Phonecalls to Apple’s communications team in India had not elicited any response at the time of writing.
According to the US Consumer Product Safety Commission (CPSC), there’s a chance that devices sold between September 2015 and February 2017 could overheat and potentially cause fires. In June this year, the US CPSC had posted a notice of a recall on certain laptops by Apple.
This recall involves certain Apple 15-inch MacBook Pro laptop computers. The latest models are not affected — you can easily tell them apart because the older models had two Thunderbolt 2 ports, two USB 3 ports, and one HDMI port, while the new models give you only USB-C ports.
Even if you have a MacBook Pro (Retina, 15-inch, Mid 2015), you might still not be affected. Apple has set up a page to check the serial number of your laptop to confirm if you’re affected or not. The serial number can be found on the underside of the laptop computer or by choosing “About This Mac” from the Apple menu.
The bigger challenge, if you’re flying in India, might be proving to the authorities that your laptop is in fact “safe” — the note from DGCA states:
Consequent upon the recall of a limited number of older generation 15-inch MacBook Pro laptops by Apple Inc (sold primarily between September 2015 and February 2017) due to fears that their batteries may overheat and pose a safety risk, DGCA requests all air passengers not to fly with the affected models either as hand-baggage or checked-in baggage until the battery has been verified/certified as safe or replaced by the manufacturer.

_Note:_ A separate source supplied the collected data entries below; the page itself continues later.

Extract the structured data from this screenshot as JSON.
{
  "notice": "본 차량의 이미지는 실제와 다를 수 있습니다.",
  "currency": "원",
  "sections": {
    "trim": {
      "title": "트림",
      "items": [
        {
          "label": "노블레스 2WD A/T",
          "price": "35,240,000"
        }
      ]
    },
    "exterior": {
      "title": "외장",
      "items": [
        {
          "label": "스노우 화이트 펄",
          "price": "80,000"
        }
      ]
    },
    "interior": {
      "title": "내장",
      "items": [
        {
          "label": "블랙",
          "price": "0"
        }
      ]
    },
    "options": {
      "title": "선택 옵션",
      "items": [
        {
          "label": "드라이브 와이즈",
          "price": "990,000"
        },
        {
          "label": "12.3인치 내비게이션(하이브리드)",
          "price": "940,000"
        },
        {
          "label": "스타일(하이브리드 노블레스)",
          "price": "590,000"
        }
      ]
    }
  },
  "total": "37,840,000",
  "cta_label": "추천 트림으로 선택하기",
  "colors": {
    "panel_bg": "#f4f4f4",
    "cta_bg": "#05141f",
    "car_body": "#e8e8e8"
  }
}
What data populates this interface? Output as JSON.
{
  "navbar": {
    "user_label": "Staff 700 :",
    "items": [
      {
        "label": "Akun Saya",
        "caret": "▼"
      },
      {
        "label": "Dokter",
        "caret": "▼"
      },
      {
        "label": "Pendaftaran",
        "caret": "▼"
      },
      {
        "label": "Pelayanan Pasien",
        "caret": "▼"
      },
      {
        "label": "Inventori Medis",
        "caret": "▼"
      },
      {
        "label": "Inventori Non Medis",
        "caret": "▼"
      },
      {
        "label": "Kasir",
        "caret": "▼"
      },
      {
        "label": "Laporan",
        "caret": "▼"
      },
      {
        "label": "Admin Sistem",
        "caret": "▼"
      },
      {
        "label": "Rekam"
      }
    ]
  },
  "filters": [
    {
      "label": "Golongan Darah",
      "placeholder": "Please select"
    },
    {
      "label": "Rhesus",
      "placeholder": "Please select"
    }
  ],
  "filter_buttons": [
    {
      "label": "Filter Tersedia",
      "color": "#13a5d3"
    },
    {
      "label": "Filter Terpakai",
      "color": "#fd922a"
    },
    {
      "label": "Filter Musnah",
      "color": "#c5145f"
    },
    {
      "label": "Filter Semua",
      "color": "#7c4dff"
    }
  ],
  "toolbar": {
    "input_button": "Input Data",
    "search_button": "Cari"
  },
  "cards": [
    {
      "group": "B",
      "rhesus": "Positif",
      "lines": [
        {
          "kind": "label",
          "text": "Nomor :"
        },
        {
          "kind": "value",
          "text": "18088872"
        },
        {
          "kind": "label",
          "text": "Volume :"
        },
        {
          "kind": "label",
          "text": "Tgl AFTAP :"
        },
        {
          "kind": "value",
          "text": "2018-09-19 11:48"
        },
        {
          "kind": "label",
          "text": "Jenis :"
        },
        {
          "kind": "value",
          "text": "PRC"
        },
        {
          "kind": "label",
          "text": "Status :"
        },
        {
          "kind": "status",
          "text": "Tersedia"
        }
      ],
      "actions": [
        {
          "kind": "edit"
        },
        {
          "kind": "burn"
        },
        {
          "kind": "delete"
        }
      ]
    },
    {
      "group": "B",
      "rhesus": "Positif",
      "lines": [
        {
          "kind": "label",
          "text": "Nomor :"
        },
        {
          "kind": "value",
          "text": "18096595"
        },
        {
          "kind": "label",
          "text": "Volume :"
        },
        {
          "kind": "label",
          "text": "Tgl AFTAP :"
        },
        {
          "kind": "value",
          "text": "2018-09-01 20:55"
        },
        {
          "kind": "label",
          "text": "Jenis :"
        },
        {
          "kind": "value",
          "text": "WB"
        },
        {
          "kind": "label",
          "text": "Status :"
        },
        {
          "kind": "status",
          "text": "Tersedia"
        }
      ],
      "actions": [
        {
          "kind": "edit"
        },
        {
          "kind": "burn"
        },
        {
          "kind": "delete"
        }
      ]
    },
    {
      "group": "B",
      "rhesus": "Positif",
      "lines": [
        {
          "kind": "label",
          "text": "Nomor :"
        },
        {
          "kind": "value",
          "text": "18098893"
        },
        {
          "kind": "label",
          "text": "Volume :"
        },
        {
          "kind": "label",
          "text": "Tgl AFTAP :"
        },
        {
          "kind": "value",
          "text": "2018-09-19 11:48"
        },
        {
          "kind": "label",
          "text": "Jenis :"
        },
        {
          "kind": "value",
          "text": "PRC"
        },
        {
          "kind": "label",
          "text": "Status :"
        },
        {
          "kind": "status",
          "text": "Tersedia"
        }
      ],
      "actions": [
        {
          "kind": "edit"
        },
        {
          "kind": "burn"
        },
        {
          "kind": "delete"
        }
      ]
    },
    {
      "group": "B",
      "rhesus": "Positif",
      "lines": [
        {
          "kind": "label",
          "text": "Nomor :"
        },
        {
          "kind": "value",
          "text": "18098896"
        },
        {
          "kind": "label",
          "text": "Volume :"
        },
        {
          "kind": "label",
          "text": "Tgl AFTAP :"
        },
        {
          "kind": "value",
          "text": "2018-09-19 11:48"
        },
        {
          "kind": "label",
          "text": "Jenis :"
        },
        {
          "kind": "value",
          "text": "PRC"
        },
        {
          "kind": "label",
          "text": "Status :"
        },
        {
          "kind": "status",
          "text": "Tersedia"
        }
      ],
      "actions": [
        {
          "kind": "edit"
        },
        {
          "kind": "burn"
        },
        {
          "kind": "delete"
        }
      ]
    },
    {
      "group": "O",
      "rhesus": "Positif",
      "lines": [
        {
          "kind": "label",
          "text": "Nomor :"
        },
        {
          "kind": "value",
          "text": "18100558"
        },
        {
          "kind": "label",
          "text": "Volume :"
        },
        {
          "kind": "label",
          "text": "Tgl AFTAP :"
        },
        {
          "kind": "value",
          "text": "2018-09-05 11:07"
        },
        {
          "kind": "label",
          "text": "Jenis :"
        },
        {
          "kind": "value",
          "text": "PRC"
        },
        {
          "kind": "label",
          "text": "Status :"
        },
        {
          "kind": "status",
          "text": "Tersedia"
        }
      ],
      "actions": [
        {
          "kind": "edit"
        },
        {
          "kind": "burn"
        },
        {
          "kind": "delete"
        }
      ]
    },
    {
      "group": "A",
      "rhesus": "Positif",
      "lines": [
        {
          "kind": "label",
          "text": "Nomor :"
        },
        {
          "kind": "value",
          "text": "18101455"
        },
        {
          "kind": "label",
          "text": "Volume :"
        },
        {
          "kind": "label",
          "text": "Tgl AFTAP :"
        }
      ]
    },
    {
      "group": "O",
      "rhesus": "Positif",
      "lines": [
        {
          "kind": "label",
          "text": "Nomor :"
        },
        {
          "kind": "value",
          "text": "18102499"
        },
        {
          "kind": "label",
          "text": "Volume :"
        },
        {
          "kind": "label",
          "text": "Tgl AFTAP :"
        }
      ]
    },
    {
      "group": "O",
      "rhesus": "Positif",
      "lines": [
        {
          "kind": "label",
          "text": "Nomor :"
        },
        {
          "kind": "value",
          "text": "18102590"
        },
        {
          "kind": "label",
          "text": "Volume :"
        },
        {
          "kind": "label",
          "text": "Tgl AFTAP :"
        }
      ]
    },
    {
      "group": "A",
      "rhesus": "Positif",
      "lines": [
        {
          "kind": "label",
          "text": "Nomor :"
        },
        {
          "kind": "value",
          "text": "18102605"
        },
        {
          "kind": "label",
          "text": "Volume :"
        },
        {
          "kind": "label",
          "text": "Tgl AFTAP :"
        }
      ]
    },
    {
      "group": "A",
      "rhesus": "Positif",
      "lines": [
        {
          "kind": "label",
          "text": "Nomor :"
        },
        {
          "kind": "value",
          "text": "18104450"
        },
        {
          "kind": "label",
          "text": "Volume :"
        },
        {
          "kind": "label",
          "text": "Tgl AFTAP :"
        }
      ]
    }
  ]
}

This brings to mind the ban on the Samsung Galaxy Note 7 phone, which also faced a recall because the phones were catching fire on flights. Samsung replaced phones after the news broke but then, even the replacements ended up catching fire. So, reasonably enough, there was a large-scale recall.
Airlines have banned the phone on flights, and even today, three years later, you’ll find signs in some Indian airports telling people that they cannot fly with a Samsung Galaxy Note 7. You also can’t fly with power-banks in your check-in baggage, for much the same reason, though these are allowed on most flights in the luggage you keep with you. Presumably, if a battery catches fire in your pocket you’ll be able to put it out before there’s any real damage to the plane.
India’s not alone in banning people from flying with affected MacBook Pros. Earlier this month, the US Federal Aviation Authority (FAA) also banned the use of select MacBook Pros in flights according to Reuters. The European Union Aviation Safety Agency (EASA) also asked operators from EASA member states and foreign operators flying into, within or out of Europe to take safety precautions on older 15-inch MacBook Pro laptops.
Apple has not issued an official response yet.